Meet Joelle M.L.A. Aoki, the friendly new harbormaster at the Manele Small Boat Harbor on Lanai, Hawaii. We went to investigate what changes Larry Ellison has made to the island since he purchased a 97% stake of it in 2012. On the waterfront we met Joelle, who was hard at work cleaning up the neglect and transforming the slice of paradise into a functioning and well-managed marina.

Manele Harbor sign
The Manele Harbor (land) entrance.
© 2019 Latitude 38 Media LLC / Mitch

The 24-slip harbor has gone unmanaged for four years. Its future was in question until July 7, when Hawaii House Bill 1032 was vetoed by Governor Ige, putting a stay on privatizing the harbor. That could have put the marina management into the hands of Larry Ellison through the Pulama Lanai company.
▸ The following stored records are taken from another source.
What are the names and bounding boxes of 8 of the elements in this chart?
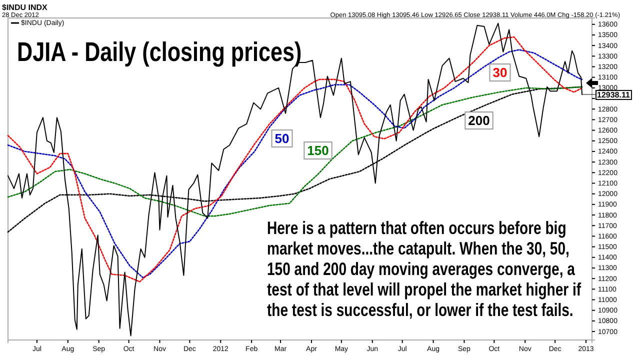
series-label: 50 xyxy=(274,131,290,146)
text: $INDU INDX xyxy=(2,3,48,12)
text: DJIA - Daily (closing prices) xyxy=(17,38,302,68)
series-label: 150 xyxy=(307,143,329,158)
annotation: Here is a pattern that often occurs before big market moves...the catapult. When the 30, 50, 150 and 200 day moving averages converge, a test of that level will propel the market higher if the test is successful, or lower if the test fails. xyxy=(267,218,582,320)
series-label: 30 xyxy=(492,65,508,80)
annotation: 12938.11 xyxy=(597,90,630,100)
series-label: 200 xyxy=(468,113,490,128)
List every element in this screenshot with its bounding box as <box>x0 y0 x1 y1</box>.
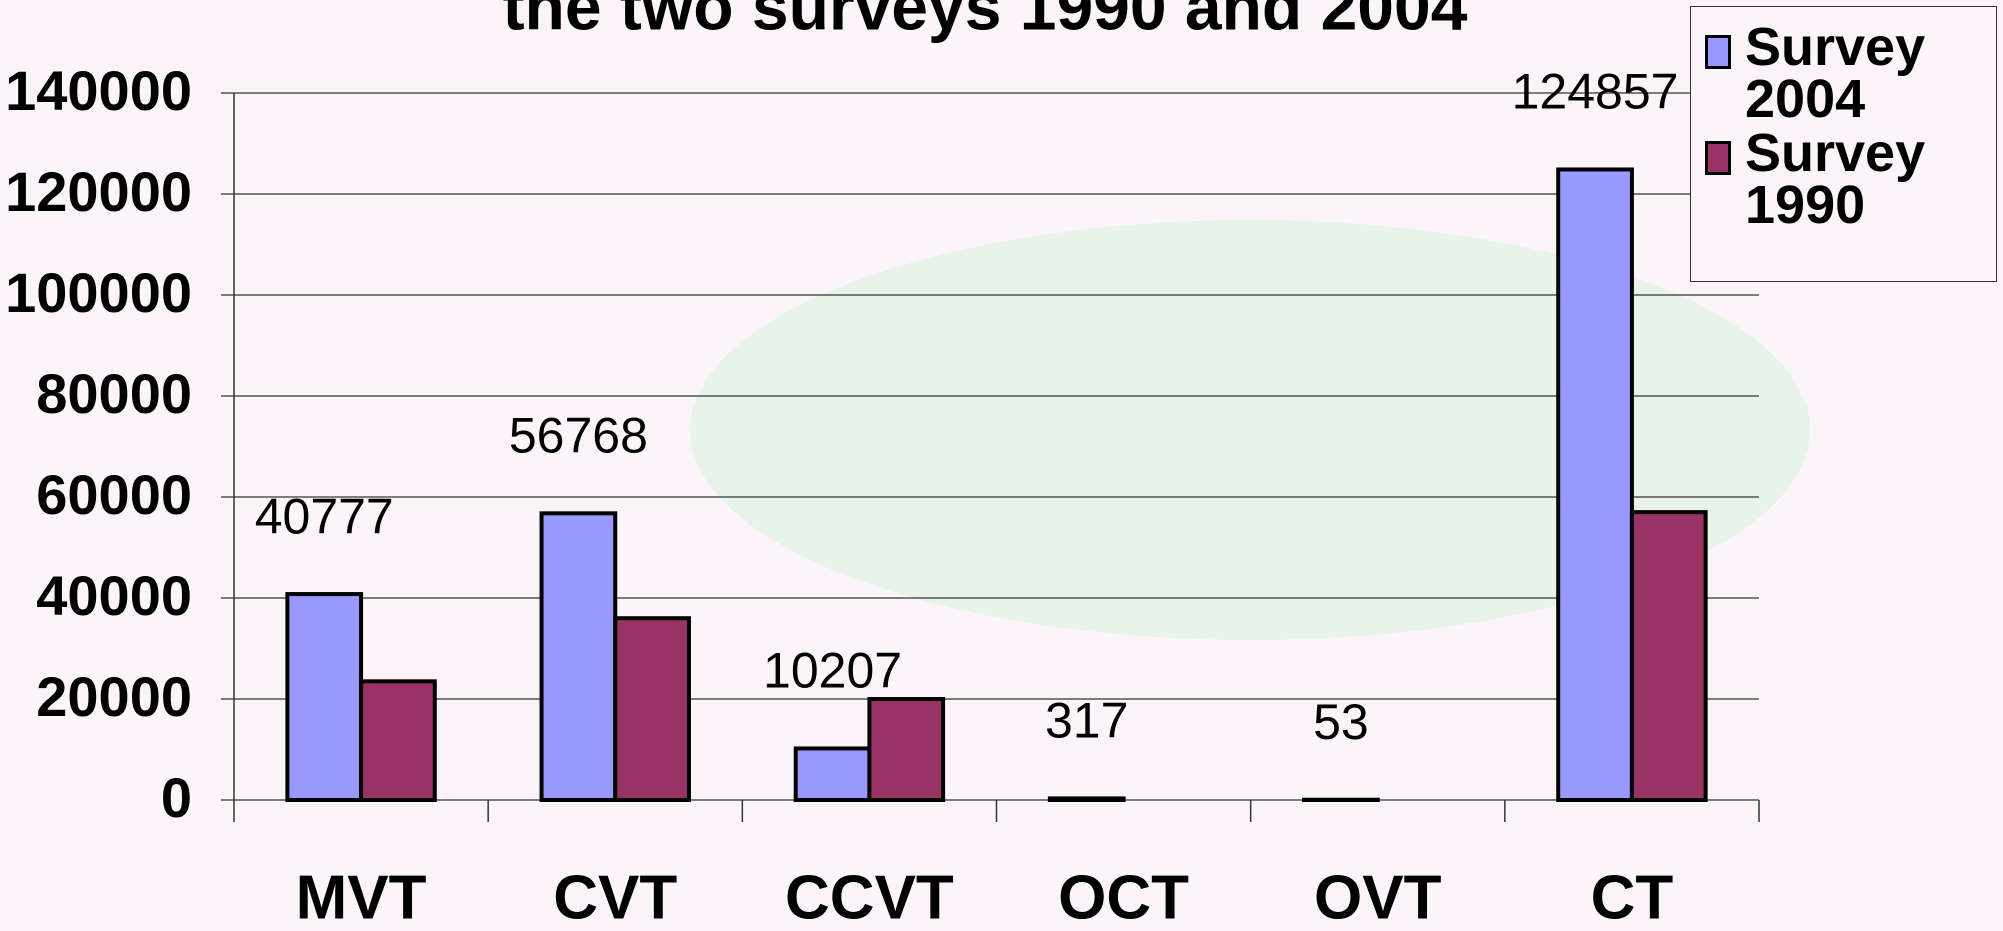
legend-entry: Survey 1990 <box>1745 127 1935 231</box>
y-tick-label: 140000 <box>5 59 192 122</box>
legend-swatch <box>1705 141 1731 175</box>
data-label: 53 <box>1313 694 1369 750</box>
legend-label: Survey 1990 <box>1745 123 1925 235</box>
y-tick-label: 100000 <box>5 261 192 324</box>
data-label: 10207 <box>763 643 902 699</box>
y-tick-label: 80000 <box>36 362 192 425</box>
y-tick-label: 40000 <box>36 564 192 627</box>
y-tick-label: 60000 <box>36 463 192 526</box>
data-label: 124857 <box>1512 64 1679 120</box>
data-label: 40777 <box>255 488 394 544</box>
bar <box>796 748 870 800</box>
x-tick-label: CCVT <box>785 863 954 931</box>
y-tick-label: 120000 <box>5 160 192 223</box>
data-label: 56768 <box>509 408 648 464</box>
x-tick-label: CT <box>1591 863 1674 931</box>
x-tick-label: OCT <box>1058 863 1189 931</box>
bar <box>287 594 361 800</box>
legend-entry: Survey 2004 <box>1745 21 1935 125</box>
bar <box>361 681 435 800</box>
page: the two surveys 1990 and 2004 0 20000 4000… <box>0 0 2003 931</box>
y-tick-label: 20000 <box>36 665 192 728</box>
legend-label: Survey 2004 <box>1745 17 1925 129</box>
bar <box>1558 169 1632 800</box>
x-tick-label: CVT <box>553 863 677 931</box>
x-tick-label: OVT <box>1314 863 1442 931</box>
bar <box>869 699 943 800</box>
bar <box>542 513 616 800</box>
bar <box>1632 512 1706 800</box>
chart-title: the two surveys 1990 and 2004 <box>503 0 1468 43</box>
x-tick-label: MVT <box>296 863 427 931</box>
legend-swatch <box>1705 35 1731 69</box>
y-tick-label: 0 <box>161 766 192 829</box>
data-label: 317 <box>1045 693 1128 749</box>
bar <box>1050 798 1124 800</box>
bar <box>615 618 689 800</box>
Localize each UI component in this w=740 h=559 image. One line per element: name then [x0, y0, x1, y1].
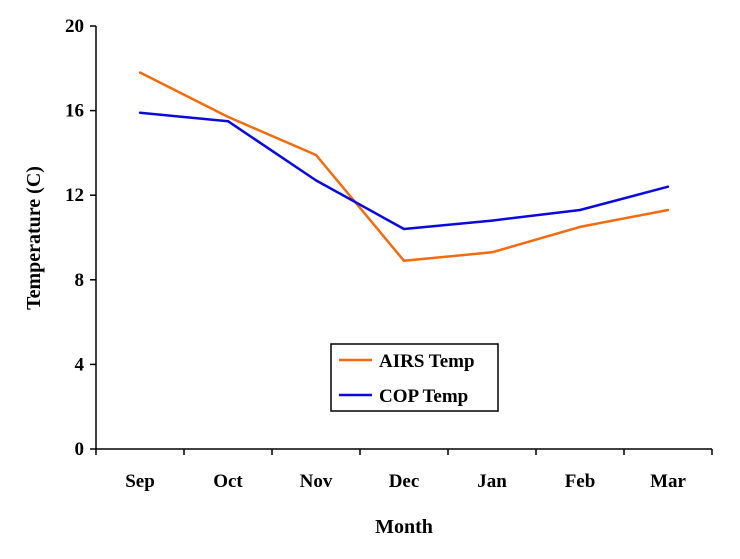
x-tick-label: Mar: [650, 471, 686, 492]
y-axis-title: Temperature (C): [23, 166, 45, 310]
y-tick-label: 8: [75, 270, 85, 291]
x-tick-label: Oct: [213, 471, 243, 492]
x-axis-title: Month: [375, 516, 433, 538]
data-point-cop-temp: [402, 227, 406, 231]
data-point-cop-temp: [314, 179, 318, 182]
legend: AIRS Temp COP Temp: [330, 343, 499, 412]
y-tick-label: 16: [65, 101, 84, 122]
data-point-airs-temp: [314, 153, 318, 157]
data-point-airs-temp: [490, 251, 494, 254]
series-layer: [138, 71, 670, 263]
legend-label-airs-temp: AIRS Temp: [379, 351, 475, 372]
series-line-cop-temp: [139, 111, 669, 231]
data-point-cop-temp: [138, 111, 142, 114]
data-point-airs-temp: [226, 115, 230, 119]
x-tick-label: Jan: [477, 471, 507, 492]
y-tick-label: 4: [75, 354, 85, 375]
x-tick-label: Feb: [565, 471, 596, 492]
data-point-cop-temp: [226, 119, 230, 123]
y-tick-label: 12: [65, 185, 84, 206]
legend-label-cop-temp: COP Temp: [379, 386, 468, 407]
legend-box: [330, 343, 499, 412]
y-tick-label: 20: [65, 16, 84, 37]
data-point-cop-temp: [666, 185, 670, 188]
x-tick-label: Nov: [300, 471, 333, 492]
data-point-airs-temp: [402, 259, 406, 262]
data-point-airs-temp: [138, 71, 142, 74]
x-tick-label: Dec: [389, 471, 420, 492]
data-point-airs-temp: [666, 208, 670, 212]
x-tick-label: Sep: [125, 471, 155, 492]
series-line-airs-temp: [139, 71, 669, 263]
axes: 0 4 8 12 16 20 Sep Oct Nov Dec Jan Feb Mar: [65, 16, 713, 492]
data-point-cop-temp: [578, 208, 582, 212]
y-tick-label: 0: [75, 439, 85, 460]
data-point-airs-temp: [578, 225, 582, 229]
data-point-cop-temp: [490, 219, 494, 222]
So it remains a state facility and Joelle is keeping a great sense of humor as she serves eviction notices to the rodents, wasps and lizards that had taken over her office.

The docks and facilities are adjacent to the Maui ferry terminal and are in great condition. The tour boats that serve the Four Seasons resort also dock here. They stay busy wowing visitors with trips to Puu Pehe/Sweetheart Rock and the leeward Lanai shore. It’s a beautiful harbor with a fascinating history. If you’re planning a visit to Lanai by boat please check with Joelle at joelle.m.aoki@hawaii.gov.

sewing in the shade
Manhoff Miztree, hailing from New Zealand, makes needed dodger repairs in the shade and tranquility of the Manele Bay Harbor park.
© 2019 Latitude 38 Media LLC / Mitch

2 Comments

  1. Linda Newland 7 months ago

    Spent a week there in 1978. Island then was under complete control of the pineapple company that owned it. One older smaller hotel in the main town we hitchhiked to for renting a rusted out WWII Jeep to tour the island for $30 a day. Manele Bay was undisturbed by any development and was the most beautiful pristine beach and snorkeling grounds we had ever laid eyes on. Manta rays came into the harbor every evening to feed and we would sit on our boat and watch. Only one daily boat coming in with tourists just for lunch on the beach and leave. They would give the boaters the left over BBQ and cake. Better times.

  2. Mitch
    Mitch 7 months ago

    Thanks for that report Linda; it must have been exceptional in 1978. It’s still a beautiful bay with relatively few boats, but it speaks to the point that if you want to see the world before it spins further towards over-populated and over-developed, go cruising now. We found Lanai to be uncrowded and wide open. We cruised thousands of un-fenced acres on ATV’s and snorkeled in pristine water. Good times.